Football in Italy was halted on 9 March because of the coronavirus pandemic.
Cristiano Ronaldo’s controversial late penalty for Juve meant the first leg ended 1-1 on 13 February.
The final of the competition is set for 17 June, three days before the resumption of Serie A.
Napoli lead Inter Milan 1-0 in the other semi-final, which will be played to a conclusion on Saturday.
All games will be played behind closed doors, although the head of Italy’s football federation (FIGC) Gabriele Gravina has said he hopes that some fans can be allowed back into stadiums to watch matches before the end of the current season.
This week it was decided that extra-time would be scrapped for the cup ties, which will go straight to a penalty shootout if they remain level on aggregate after the second leg.
Suspension and resumption
As one of the European countries initially worst hit by coronavirus, Italy were one of the first to enact measures in football to try and combat the disease’s spread.
Six Serie A matches were played behind closed doors, including SPAL’s 1-0 victory at Parma, which kicked off 75 minutes late after Italy’s sports minister requested the league be suspended.
This was enacted on 9 March with 12 rounds of matches (along with four outstanding games) remaining and Juventus leading the top-flight table, a point ahead of Lazio.
The Coppa Italia semi-finals second leg between Juve and Milan was originally scheduled for 4 March but was postponed by the Turin city government at 24 hours’ notice.
On 20 May the FIGC set a 20 August deadline for finishing the 2019-20 season, with the current plan being to play the final round of Serie A games on 2 August.
Players returned to individual training earlier this month before group sessions restarted this week.

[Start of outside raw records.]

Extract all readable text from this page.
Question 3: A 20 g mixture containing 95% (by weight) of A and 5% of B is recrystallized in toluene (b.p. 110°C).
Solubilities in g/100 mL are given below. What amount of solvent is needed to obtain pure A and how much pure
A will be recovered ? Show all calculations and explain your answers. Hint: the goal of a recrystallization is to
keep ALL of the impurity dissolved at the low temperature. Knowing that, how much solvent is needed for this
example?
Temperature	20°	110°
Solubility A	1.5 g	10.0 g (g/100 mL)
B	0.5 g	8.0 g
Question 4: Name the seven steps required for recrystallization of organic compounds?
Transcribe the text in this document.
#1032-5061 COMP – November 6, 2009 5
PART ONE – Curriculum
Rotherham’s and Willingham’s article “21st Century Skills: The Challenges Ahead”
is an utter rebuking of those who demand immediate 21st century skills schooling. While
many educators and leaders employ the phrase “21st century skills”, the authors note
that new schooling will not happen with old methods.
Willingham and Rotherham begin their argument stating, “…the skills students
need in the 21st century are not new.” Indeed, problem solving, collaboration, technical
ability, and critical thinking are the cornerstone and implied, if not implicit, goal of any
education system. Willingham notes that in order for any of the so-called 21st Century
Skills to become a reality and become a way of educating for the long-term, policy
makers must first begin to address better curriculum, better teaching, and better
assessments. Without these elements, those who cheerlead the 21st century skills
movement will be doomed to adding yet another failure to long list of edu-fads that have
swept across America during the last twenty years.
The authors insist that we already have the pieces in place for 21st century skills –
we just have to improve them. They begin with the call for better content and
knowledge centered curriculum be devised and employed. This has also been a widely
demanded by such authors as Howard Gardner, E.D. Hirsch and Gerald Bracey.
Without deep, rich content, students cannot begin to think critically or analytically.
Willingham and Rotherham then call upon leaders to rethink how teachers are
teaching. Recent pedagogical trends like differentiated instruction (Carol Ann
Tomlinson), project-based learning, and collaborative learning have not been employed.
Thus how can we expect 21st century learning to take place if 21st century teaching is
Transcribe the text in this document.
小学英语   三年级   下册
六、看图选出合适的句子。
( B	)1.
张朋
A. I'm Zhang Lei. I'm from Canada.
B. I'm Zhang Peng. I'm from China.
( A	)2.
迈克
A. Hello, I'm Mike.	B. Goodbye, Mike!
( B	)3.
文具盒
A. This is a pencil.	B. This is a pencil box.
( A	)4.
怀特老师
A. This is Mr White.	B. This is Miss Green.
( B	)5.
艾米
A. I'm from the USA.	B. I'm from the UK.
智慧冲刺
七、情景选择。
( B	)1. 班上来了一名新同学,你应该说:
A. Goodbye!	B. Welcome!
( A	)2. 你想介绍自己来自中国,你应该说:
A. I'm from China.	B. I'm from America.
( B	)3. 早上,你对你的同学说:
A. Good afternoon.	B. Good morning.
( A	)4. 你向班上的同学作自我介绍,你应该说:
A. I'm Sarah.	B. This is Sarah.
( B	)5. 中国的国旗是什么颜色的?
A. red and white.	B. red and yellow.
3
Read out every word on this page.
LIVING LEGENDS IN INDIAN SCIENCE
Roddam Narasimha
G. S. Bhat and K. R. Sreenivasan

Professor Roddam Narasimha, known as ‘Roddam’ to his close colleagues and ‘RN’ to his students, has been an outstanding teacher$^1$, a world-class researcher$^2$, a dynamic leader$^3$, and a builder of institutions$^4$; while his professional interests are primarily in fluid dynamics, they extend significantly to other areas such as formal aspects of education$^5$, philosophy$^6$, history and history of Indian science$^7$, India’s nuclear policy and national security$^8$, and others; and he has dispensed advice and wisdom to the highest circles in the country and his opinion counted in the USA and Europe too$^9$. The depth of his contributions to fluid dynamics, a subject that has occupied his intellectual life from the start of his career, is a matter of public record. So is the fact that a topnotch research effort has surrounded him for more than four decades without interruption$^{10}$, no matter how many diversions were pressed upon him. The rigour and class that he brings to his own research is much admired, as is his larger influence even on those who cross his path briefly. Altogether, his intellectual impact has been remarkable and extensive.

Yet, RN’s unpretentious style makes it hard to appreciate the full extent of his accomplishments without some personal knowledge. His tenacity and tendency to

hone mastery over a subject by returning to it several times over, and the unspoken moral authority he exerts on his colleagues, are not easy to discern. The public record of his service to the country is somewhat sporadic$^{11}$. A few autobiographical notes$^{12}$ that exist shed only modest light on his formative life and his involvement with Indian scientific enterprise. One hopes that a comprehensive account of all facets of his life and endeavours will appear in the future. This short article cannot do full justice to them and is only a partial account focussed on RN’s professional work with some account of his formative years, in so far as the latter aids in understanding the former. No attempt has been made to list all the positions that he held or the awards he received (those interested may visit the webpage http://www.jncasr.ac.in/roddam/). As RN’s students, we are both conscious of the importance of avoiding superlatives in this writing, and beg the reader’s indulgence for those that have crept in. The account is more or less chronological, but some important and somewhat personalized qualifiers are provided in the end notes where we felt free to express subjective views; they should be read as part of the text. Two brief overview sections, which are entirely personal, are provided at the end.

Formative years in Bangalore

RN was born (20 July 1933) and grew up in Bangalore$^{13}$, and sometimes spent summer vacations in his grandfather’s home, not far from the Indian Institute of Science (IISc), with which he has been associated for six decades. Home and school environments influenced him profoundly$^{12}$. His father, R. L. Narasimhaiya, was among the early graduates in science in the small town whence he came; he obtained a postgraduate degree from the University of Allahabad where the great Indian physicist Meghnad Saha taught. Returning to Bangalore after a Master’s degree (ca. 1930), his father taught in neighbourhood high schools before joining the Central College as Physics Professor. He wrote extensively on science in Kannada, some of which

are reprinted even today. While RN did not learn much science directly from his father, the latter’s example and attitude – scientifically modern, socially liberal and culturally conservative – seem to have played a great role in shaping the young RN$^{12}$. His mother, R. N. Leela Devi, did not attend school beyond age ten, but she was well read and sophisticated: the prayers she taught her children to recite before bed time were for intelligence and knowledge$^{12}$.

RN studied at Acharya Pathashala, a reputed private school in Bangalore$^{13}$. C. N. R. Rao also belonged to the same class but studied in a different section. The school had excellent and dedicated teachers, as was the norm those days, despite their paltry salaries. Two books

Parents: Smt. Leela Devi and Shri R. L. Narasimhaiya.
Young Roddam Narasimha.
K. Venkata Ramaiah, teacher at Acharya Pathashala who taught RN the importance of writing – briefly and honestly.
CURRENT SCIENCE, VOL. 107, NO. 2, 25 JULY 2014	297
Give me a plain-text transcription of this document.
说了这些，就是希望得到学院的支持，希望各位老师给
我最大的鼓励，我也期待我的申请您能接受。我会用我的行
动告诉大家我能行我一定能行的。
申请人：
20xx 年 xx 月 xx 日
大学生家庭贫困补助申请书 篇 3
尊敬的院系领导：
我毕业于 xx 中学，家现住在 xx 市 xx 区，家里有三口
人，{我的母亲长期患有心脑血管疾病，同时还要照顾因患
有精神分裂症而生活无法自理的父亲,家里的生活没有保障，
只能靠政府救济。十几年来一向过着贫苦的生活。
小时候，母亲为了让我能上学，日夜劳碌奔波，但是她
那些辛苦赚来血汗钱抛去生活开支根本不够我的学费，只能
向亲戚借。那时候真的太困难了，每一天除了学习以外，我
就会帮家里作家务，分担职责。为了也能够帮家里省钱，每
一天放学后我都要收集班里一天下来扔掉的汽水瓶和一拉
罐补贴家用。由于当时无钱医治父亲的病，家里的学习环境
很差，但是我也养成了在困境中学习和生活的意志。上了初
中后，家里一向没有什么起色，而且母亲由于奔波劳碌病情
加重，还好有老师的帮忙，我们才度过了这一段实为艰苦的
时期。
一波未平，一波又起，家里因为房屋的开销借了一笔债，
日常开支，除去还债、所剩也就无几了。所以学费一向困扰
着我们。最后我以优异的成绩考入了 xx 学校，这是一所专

The current schedule dictates that Serie A teams will play twice a week with matches almost every day when the season resumes.
There are just 10 days between 20 June and the season ending on 2 August that will not feature a game.
The Italian top-flight will be the fourth of Europe’s top five major leagues to resume amid the continued threat of coronavirus, as the Bundesliga became the first to restart on May 18.
Spain’s La Liga is due to reopen its doors on June 11, while the Premier League is expected to recommence in England six days later.